Può un oggetto spalancare la strada verso il sapere? Giorgio è un avvocato sull'orlo di una profonda depressione. Durante un viaggio di lavoro a Costanza acquista un manufatto d'avorio in un negozio d'antiquariato. Un gesto semplice, apparentemente casuale, che cambia i connotati alla sua esistenza, facendogli incrociare le vite di altri personaggi singolari: un bizzarro antiquario, un neurologo con il pallino del bridge, un affarista senza scrupoli, un professore discendente dell'ultimo imperatore bizantino. E donne, tante donne, come sfaccettature di uno stesso prisma che lo attirano e lo confondono, gradini di un percorso iniziatico verso la conoscenza.

 

I nomi sacri di Riccardo Ferrazzi, sesto libro pubblicato da vibrisselibri e disponibile gratuitamente sul web all'indirizzo www.vibrisselibri.net, è un romanzo corale sul vero volto della sapienza, un manuale fantastico sulle diverse vie per raggiungerla, sospese tra l'ascesi e l'ebbrezza, tra l'arcano e la ragione. È un flusso continuo di storie – sempre in bilico tra la favola, il fumetto e il romanzo misterico - che alimentano una riflessione sul «peccato» della vita, sulla paura della morte e la casualità dell'esistenza.
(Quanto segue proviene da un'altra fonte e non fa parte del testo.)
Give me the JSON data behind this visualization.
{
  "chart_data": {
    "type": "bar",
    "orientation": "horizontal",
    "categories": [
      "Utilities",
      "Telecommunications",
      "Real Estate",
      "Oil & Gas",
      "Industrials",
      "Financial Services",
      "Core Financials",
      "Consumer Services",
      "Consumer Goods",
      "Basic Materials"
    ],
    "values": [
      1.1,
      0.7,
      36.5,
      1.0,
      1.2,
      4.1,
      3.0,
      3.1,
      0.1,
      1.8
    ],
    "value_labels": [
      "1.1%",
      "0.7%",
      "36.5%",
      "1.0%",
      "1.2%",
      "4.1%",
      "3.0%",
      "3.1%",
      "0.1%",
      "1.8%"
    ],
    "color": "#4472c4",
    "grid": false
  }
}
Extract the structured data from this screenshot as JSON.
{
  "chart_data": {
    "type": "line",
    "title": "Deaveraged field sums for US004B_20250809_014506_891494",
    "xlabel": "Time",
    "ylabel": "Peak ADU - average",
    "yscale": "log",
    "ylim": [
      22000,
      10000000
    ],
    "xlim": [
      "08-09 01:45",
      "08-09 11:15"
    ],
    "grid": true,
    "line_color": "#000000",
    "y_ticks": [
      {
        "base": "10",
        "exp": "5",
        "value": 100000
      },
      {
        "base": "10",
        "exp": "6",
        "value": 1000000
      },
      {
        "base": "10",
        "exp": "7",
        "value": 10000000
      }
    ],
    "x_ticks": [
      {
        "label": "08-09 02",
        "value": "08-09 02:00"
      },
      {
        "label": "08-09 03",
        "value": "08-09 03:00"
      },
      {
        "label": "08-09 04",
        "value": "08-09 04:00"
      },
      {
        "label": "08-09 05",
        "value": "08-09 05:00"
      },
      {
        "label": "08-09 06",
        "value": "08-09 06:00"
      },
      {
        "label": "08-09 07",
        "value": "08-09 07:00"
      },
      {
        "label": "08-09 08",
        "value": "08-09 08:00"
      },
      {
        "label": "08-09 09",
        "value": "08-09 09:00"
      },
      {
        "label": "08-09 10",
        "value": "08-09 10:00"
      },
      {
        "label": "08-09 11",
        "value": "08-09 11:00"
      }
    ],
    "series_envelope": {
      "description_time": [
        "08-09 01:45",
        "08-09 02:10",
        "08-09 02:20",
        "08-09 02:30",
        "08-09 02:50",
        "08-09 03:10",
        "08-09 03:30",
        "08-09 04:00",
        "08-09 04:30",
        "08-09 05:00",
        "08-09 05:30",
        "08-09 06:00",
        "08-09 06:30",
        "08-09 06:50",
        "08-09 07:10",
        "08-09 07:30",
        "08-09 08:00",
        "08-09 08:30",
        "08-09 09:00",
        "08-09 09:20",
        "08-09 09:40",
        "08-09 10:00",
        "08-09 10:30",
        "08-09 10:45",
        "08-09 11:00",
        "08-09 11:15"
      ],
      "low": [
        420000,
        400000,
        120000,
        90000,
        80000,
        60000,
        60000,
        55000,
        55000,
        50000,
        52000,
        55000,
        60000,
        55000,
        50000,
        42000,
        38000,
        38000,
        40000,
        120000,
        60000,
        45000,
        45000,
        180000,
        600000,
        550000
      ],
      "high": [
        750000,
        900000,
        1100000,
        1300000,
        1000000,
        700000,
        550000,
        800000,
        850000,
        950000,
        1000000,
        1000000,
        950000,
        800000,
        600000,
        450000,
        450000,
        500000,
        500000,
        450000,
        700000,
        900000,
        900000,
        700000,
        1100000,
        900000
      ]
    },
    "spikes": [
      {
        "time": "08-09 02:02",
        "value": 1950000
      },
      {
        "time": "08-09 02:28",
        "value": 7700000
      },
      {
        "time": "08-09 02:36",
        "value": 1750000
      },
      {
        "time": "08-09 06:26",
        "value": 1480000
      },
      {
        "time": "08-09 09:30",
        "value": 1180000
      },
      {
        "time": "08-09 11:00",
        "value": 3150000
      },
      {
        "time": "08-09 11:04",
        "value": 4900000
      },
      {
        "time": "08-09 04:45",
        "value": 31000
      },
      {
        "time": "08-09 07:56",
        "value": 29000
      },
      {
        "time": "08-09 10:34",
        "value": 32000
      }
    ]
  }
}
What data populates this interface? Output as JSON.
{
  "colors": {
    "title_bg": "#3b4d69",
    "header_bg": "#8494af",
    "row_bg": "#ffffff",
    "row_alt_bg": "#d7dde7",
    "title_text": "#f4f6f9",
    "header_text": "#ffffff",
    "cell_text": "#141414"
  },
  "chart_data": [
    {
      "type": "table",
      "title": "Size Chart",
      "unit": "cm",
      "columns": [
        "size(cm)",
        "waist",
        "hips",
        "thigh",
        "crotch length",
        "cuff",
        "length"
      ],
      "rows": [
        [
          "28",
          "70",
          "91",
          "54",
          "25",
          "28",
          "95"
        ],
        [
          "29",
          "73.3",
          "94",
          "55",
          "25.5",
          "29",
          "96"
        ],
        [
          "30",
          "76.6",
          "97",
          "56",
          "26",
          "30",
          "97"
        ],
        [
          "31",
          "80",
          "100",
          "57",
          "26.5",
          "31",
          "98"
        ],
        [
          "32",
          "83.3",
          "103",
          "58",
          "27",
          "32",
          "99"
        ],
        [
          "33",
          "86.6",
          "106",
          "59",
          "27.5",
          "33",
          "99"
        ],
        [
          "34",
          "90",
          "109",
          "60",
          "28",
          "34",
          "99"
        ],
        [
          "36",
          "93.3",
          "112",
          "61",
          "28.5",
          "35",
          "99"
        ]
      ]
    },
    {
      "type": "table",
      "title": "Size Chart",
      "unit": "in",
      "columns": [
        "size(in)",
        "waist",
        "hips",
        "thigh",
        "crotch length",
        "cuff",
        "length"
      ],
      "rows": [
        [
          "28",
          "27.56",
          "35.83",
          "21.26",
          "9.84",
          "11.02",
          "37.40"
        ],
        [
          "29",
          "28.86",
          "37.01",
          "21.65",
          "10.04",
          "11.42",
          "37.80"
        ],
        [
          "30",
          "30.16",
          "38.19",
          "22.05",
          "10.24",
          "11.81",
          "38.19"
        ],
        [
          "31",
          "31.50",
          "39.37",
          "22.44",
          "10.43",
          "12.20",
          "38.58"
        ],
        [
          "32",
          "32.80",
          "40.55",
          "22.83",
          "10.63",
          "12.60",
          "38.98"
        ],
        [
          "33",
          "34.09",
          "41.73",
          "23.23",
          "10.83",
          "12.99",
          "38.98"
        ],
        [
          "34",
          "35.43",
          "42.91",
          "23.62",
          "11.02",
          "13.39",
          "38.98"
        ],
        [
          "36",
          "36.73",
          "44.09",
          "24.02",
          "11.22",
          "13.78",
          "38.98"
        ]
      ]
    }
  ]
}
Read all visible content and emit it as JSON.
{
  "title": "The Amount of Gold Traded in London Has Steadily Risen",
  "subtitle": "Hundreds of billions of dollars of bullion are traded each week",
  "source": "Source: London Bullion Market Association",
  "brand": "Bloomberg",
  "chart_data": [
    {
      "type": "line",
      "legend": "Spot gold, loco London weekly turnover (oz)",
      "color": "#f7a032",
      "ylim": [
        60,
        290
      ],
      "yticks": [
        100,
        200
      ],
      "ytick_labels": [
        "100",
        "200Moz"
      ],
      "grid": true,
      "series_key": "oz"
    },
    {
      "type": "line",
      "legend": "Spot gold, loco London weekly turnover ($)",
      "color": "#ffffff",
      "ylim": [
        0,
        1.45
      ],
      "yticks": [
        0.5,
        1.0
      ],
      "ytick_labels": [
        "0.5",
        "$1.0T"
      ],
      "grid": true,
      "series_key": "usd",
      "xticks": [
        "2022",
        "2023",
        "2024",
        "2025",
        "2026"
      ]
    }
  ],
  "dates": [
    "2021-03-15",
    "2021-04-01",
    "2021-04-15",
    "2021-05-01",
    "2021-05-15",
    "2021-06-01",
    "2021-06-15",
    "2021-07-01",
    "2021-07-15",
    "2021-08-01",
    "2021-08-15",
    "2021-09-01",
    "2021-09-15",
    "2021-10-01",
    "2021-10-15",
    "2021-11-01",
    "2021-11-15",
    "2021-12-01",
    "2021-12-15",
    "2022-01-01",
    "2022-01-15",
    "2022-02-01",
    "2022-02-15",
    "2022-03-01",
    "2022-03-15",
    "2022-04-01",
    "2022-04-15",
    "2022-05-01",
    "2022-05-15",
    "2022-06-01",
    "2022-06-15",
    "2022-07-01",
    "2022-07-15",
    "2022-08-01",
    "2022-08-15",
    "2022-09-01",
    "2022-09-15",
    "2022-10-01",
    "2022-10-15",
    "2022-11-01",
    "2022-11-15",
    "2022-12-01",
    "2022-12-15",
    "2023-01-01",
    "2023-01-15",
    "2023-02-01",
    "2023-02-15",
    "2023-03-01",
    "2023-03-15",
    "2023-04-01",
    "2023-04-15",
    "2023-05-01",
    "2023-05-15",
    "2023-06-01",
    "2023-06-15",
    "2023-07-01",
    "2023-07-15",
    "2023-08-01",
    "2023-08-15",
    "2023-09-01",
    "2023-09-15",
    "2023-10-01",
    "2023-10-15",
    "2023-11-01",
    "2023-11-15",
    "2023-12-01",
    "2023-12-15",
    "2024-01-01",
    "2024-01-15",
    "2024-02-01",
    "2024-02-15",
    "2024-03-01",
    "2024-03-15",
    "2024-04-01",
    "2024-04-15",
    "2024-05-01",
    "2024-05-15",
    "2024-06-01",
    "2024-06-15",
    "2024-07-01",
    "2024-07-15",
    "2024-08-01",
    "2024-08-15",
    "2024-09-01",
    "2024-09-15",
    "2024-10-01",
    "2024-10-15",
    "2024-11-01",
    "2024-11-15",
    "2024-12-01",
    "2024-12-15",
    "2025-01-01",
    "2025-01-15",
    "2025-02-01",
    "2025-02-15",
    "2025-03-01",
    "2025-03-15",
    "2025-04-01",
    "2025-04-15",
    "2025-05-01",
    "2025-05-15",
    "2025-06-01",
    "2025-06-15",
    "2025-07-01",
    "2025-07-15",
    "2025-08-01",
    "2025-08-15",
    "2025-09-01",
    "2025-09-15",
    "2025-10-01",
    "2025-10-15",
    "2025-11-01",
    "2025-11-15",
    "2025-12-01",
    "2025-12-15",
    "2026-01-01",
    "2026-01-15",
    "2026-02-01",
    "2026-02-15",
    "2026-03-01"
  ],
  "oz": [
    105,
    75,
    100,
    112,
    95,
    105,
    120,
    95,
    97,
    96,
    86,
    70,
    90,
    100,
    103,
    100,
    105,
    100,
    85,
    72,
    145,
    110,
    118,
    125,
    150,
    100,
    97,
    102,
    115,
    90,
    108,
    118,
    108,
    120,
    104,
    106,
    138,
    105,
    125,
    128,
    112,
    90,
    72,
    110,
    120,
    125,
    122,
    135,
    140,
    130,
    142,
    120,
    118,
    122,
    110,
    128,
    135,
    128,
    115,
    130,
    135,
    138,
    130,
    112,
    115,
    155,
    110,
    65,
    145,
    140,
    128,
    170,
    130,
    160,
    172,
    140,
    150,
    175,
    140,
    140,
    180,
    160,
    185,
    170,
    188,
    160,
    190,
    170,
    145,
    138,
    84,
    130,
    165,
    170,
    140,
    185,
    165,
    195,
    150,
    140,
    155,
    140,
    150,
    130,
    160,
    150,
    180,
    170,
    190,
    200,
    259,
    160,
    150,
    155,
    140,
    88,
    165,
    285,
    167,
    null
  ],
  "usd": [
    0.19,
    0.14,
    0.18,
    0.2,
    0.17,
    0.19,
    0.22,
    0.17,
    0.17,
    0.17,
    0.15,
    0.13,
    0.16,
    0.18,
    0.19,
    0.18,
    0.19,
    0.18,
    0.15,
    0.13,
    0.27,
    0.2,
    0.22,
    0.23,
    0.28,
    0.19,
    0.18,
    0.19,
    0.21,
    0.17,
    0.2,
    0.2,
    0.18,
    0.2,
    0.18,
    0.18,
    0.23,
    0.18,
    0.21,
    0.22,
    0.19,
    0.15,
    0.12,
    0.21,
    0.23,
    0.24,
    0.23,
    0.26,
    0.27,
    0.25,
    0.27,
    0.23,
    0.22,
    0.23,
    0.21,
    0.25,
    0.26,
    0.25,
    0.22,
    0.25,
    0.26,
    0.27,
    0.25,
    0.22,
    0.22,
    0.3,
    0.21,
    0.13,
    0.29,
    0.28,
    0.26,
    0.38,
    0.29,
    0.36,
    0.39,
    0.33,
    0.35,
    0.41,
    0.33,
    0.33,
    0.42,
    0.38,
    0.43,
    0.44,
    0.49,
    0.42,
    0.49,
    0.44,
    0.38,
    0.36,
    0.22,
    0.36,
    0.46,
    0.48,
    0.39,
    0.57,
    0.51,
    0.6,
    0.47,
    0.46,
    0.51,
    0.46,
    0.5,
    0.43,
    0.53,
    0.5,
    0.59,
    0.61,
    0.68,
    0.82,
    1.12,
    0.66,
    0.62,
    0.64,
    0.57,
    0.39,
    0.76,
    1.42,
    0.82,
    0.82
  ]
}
È un'opera aperta, scritta con uno stile sobrio e lineare, che ogni lettore potrà decifrare accompagnando Giorgio in un imbuto di luce e oscurità. Fino a un'eclissi misteriosa e rivelatrice che apre le porte alla saggezza. Nel momento stesso in cui ne nega la possibilità.

 

La redazione di vibrisselibri - che nel 2008 festeggerà il passaggio alla carta di Tana per la bambina con i capelli a ombrellone di Monica Viola (con Rizzoli) e di Una tragedia negata. Il racconto degli anni di piombo nella narrativa italiana di Demetrio Paolin (con Il Maestrale) – ha in cantiere altri due libri: il poema I Canti emiliani dei morti di Giuseppe Caliceti e il romanzo Tutto deve crollare di Carlo Cannella. 

 

L'autore de I Nomi sacri, Riccardo Ferrazzi, è laureato in economia. Dopo una carriera come dirigente e imprenditore, ha imboccato la strada della scrittura. Sul suo blog www.merlincocai.splinder.com tratta di letteratura, critica letteraria e filosofia spicciola, ma anche di sport, di tauromachia e di quel che capita. Ha pubblicato insieme a Raul Montanari Il tempo, probabilmente, e altri racconti in un paio di antologie.  Vive in eremitica solitudine fra Milano e la Liguria, ma ama la Spagna, Vienna e Il Cairo. Da alcuni anni sfoga la sua libido sui vini rossi un po' mossi e sul pesce al cartoccio.